Tak Lolos PPPK Jangan Berkecil Hati, Pemkab Jepara Siapkan Skema Cerdas
JEPARA, VIVAJogja- Nasib kalangan pegawai non-ASN yang belum lolos seleksi Pegawai Pemerintah dengan Perjanjian Kerja (PPPK), kini direspon cepat oleh Pemkab Jepara. Salah satu skema yang disiapkan adalah pengangkatan PPPK paruh waktu. Langkah ini guna mengisi kekosongan tenaga pendukung.
Kabar gembira ini dilontarkan Penjabat (Pj) Sekretaris Daerah (Sekda) Jepara Ary Bachtiar, yang juga sebagai pembina para pegawai di lingkup Pemkab Jepara.
“Pemerintah daerah menghormati setiap aspirasi yang disampaikan, baik oleh individu PPPK, perwakilan kelompok, maupun stakeholder lainnya,” ujarnya, Sabtu (19/7/2025).

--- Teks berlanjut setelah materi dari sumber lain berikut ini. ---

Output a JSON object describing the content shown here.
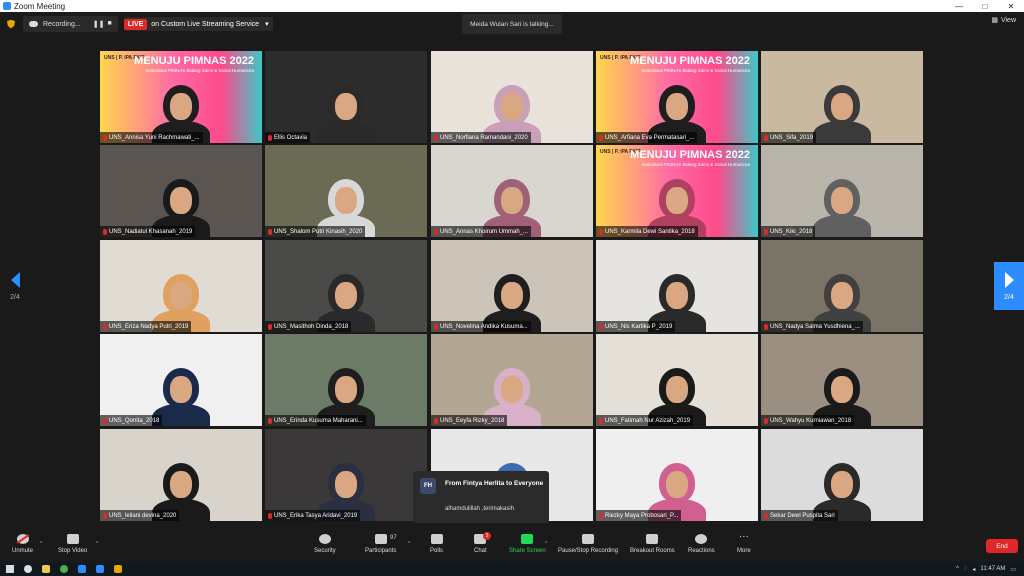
{
  "window": {
    "title": "Zoom Meeting",
    "controls": [
      "—",
      "□",
      "✕"
    ]
  },
  "topbar": {
    "recording_label": "Recording...",
    "live_badge": "LIVE",
    "live_service": "on Custom Live Streaming Service",
    "talking": "Meida Wulan Sari is talking...",
    "view_label": "View"
  },
  "nav": {
    "page_indicator_left": "2/4",
    "page_indicator_right": "2/4"
  },
  "banner": {
    "title": "MENUJU PIMNAS 2022",
    "subtitle": "Sosialisasi PIMNAS Bidang Sains & Sosial Humaniora",
    "logo": "UNS  |  P. IPA FKIP"
  },
  "participants": [
    "UNS_Annisa Yuni Rachmawati_...",
    "Ellis Octavia",
    "UNS_Norfiana Ramandani_2020",
    "UNS_Arfiana Eva Permatasari_...",
    "UNS_Sifa_2019",
    "UNS_Nadiatul Khasanah_2019",
    "UNS_Shalom Putri Kinasih_2020",
    "UNS_Annas Khoirum Ummah_...",
    "UNS_Karmila Dewi Santika_2018",
    "UNS_Kiki_2018",
    "UNS_Eriza Nadya Putri_2019",
    "UNS_Masithoh Dinda_2018",
    "UNS_Novelina Andika Kusuma...",
    "UNS_Nis Kartika P_2019",
    "UNS_Nadya Salma Yusdhiena_...",
    "UNS_Qonita_2018",
    "UNS_Erinda Kusuma Maharani...",
    "UNS_Eeyfa Rizky_2018",
    "UNS_Fatimah Nur Azizah_2019",
    "UNS_Wahyu Kurniawan_2018",
    "UNS_leilani devina_2020",
    "UNS_Erika Tasya Aridavi_2019",
    "",
    "Riezky Maya Probosari_P...",
    "Sekar Dewi Puspita Sari"
  ],
  "chat_popup": {
    "avatar": "FH",
    "from": "From Fintya Herlita to Everyone",
    "message": "alhamdulillah ,terimakasih"
  },
  "toolbar": {
    "unmute": "Unmute",
    "stop_video": "Stop Video",
    "security": "Security",
    "participants": "Participants",
    "participants_count": "97",
    "polls": "Polls",
    "chat": "Chat",
    "chat_badge": "3",
    "share_screen": "Share Screen",
    "pause_recording": "Pause/Stop Recording",
    "breakout": "Breakout Rooms",
    "reactions": "Reactions",
    "more": "More",
    "end": "End"
  },
  "taskbar": {
    "time": "11:47 AM"
  },
  "colors": {
    "accent": "#2d8cff",
    "end_red": "#e02828",
    "share_green": "#23d959"
  }
}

Pj Sekda Jepara Ary Bachtiar pembina pegawai di Pemkab Jepara.
- -
Menurut Ary, aspirasi tersebut telah menjadi bagian dari kajian pemerintah daerah untuk menyelesaikan persoalan dengan bijak dan solutif.
“Sebenarnya aspirasi tersebut sudah menjadi kajian Pemerintah Kabupaten Jepara agar setiap persoalan pengangkatan PPPK Paruh Waktu dapat diselesaikan dengan bijak dan solutif,” jelasnya.

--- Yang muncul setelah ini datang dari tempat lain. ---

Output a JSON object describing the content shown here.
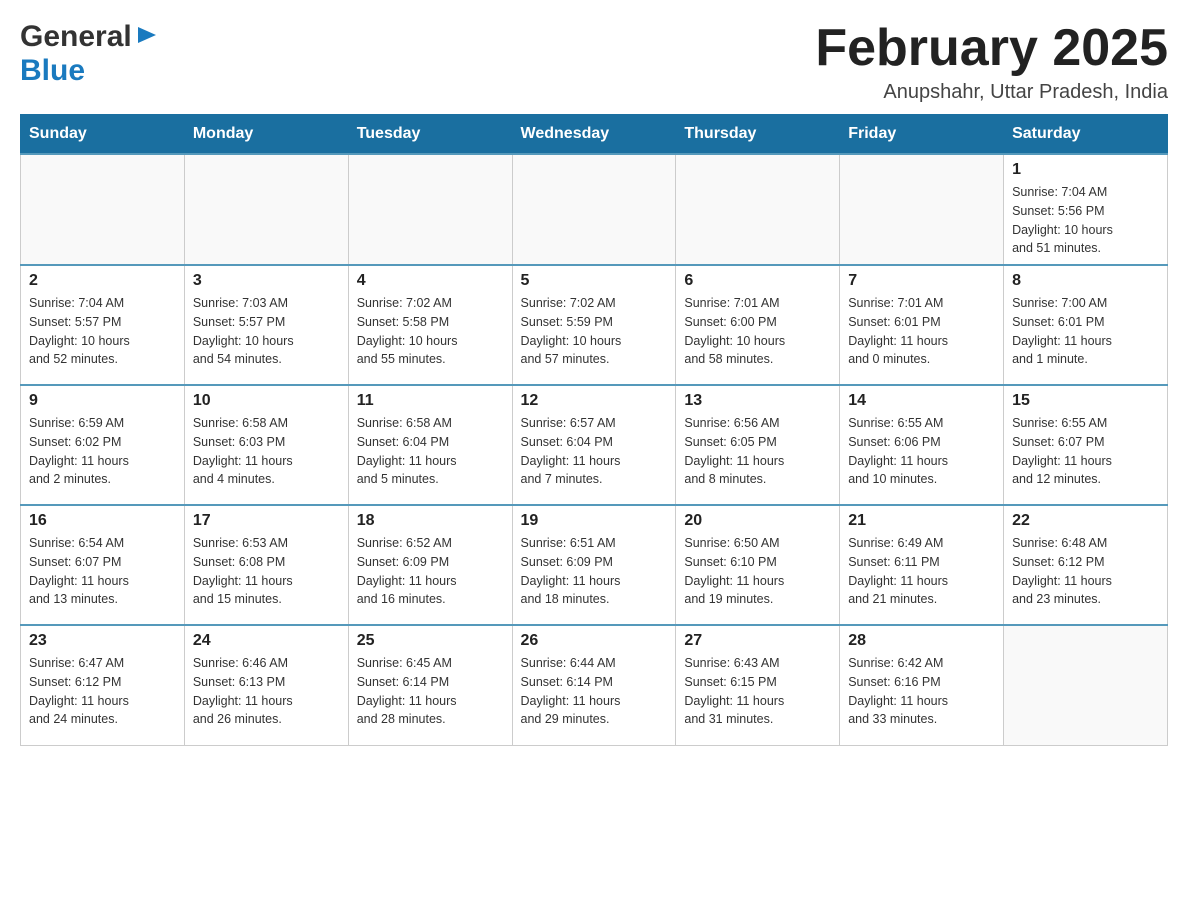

Ari menerangkan bahwa proses pengangkatan dilakukan secara bertahap. Tenaga honorer yang telah lolos seleksi akan diangkat terlebih dahulu sebagai PPPK penuh waktu.
Selanjutnya, kata Ary, baru diformulasikan penugasan bagi tenaga yang tidak lolos seleksi maupun yang tidak masuk dalam basis data Badan Kepegawaian Negara (BKN).
“Setelah honorer yang telah lolos seleksi dan diangkat menjadi PPPK penuh waktu, setelah itu kita pikirkan untuk honorer yang tidak dapat formasi karena tidak lolos seleksi dan honorer yang tidak masuk di database BKN agar bisa masuk di PPPK paruh waktu,” imbuhnya.
Selain itu, ia menyebutkan bahwa pengangkatan PPPK paruh waktu merupakan upaya strategis untuk menjawab kebutuhan riil tenaga teknis dan pelayanan administrasi dasar di perangkat daerah.
Ari menyebut, penugasan PPPK Paruh Waktu merupakan bagian dari upaya Pemkab Jepara mengisi kekosongan kebutuhan tenaga pendukung, khususnya dalam urusan teknis dan layanan administrasi dasar.
“Namun dengan tetap mengacu pada ketentuan perundang-undangan yang berlaku, kebutuhan riil di perangkat daerah, dan kemampuan keuangan daerah,” ucap Pj. Sekda.
Selanjutnya, Pemkab akan melakukan konsultasi ke BKN dan Kementerian PANRB guna memastikan pelaksanaan skema tersebut sesuai regulasi. Ary juga menegaskan komitmen pemerintah dalam penyaluran hak pegawai secara tepat waktu dan adil.